Этот народ безумен. Придется дорого заплатить. Судьбоносен воздух этого лета. Железо и огонь могут исцелить то, что не мог исцелить ни один врач.

*

Д. в мюнхенском поезде рассказывает мне о тех временах, когда он был командиром роты Гитлера во время мировой войны. Он говорит о вечно рассеянном человеке, который, будучи связным, каждый день храбро шел «на смерть», но которого товарищи считали ротным придурком.
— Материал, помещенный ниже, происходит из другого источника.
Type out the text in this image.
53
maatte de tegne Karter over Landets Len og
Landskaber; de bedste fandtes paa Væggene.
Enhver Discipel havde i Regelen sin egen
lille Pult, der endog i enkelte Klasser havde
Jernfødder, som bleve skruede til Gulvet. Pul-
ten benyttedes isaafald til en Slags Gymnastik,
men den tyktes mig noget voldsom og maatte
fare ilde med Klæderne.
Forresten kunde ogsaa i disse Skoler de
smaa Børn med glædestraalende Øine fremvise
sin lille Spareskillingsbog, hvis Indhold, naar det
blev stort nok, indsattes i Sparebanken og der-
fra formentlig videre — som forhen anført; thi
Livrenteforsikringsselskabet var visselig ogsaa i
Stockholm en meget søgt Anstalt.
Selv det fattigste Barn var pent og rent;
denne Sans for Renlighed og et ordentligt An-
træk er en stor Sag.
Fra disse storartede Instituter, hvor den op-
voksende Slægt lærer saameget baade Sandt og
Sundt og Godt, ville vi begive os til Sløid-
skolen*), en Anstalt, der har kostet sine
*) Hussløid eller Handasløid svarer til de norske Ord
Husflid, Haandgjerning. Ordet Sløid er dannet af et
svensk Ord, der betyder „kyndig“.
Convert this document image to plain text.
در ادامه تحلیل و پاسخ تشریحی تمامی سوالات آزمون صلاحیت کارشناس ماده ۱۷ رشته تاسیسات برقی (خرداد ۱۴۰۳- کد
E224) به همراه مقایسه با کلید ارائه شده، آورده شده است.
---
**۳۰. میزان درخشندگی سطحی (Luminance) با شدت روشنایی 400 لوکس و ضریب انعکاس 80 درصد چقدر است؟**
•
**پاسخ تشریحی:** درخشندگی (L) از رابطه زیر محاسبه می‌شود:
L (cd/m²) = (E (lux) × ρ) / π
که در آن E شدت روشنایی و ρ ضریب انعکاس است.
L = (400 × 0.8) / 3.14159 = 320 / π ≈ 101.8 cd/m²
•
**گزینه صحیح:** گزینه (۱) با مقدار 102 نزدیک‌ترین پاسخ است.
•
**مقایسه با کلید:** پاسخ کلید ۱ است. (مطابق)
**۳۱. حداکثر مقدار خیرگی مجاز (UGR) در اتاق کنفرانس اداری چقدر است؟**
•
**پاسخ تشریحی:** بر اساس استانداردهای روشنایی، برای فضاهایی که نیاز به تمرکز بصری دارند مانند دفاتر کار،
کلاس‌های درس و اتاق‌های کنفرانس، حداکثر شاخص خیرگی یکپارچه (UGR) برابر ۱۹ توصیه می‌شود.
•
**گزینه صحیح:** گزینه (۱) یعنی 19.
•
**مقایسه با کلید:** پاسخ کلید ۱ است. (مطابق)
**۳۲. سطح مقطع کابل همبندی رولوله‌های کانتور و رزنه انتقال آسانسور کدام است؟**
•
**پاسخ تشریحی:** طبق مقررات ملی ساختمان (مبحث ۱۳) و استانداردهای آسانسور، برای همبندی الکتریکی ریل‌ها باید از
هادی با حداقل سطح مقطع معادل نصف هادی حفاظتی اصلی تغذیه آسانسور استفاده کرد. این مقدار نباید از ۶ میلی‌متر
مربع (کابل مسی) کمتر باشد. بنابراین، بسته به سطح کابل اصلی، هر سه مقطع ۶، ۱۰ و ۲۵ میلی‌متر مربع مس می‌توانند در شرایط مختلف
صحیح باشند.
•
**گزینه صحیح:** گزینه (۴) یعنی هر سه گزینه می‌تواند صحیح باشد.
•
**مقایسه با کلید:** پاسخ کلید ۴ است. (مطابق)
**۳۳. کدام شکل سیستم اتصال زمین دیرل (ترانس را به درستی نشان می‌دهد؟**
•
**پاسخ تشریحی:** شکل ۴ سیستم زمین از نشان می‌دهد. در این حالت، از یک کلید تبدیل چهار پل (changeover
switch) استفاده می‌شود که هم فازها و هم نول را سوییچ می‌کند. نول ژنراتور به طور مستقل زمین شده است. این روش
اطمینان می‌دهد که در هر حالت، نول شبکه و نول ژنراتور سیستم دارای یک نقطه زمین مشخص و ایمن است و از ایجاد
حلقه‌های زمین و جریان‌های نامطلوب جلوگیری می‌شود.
Впрочем, упорно ходят странные слухи о Железном кресте, который он носит, слухи, которые я просто записываю, но не ручаюсь за них in absentia rei [104]. Офицер, знакомый с практикой награждения в то время, недавно обратил мое внимание на то, что о награждении I класса без одновременного повышения до унтер-офицера просто не могло быть и речи, и поэтому вышеупомянутый источник пришел к выводу, что это был случай «самонаграждения».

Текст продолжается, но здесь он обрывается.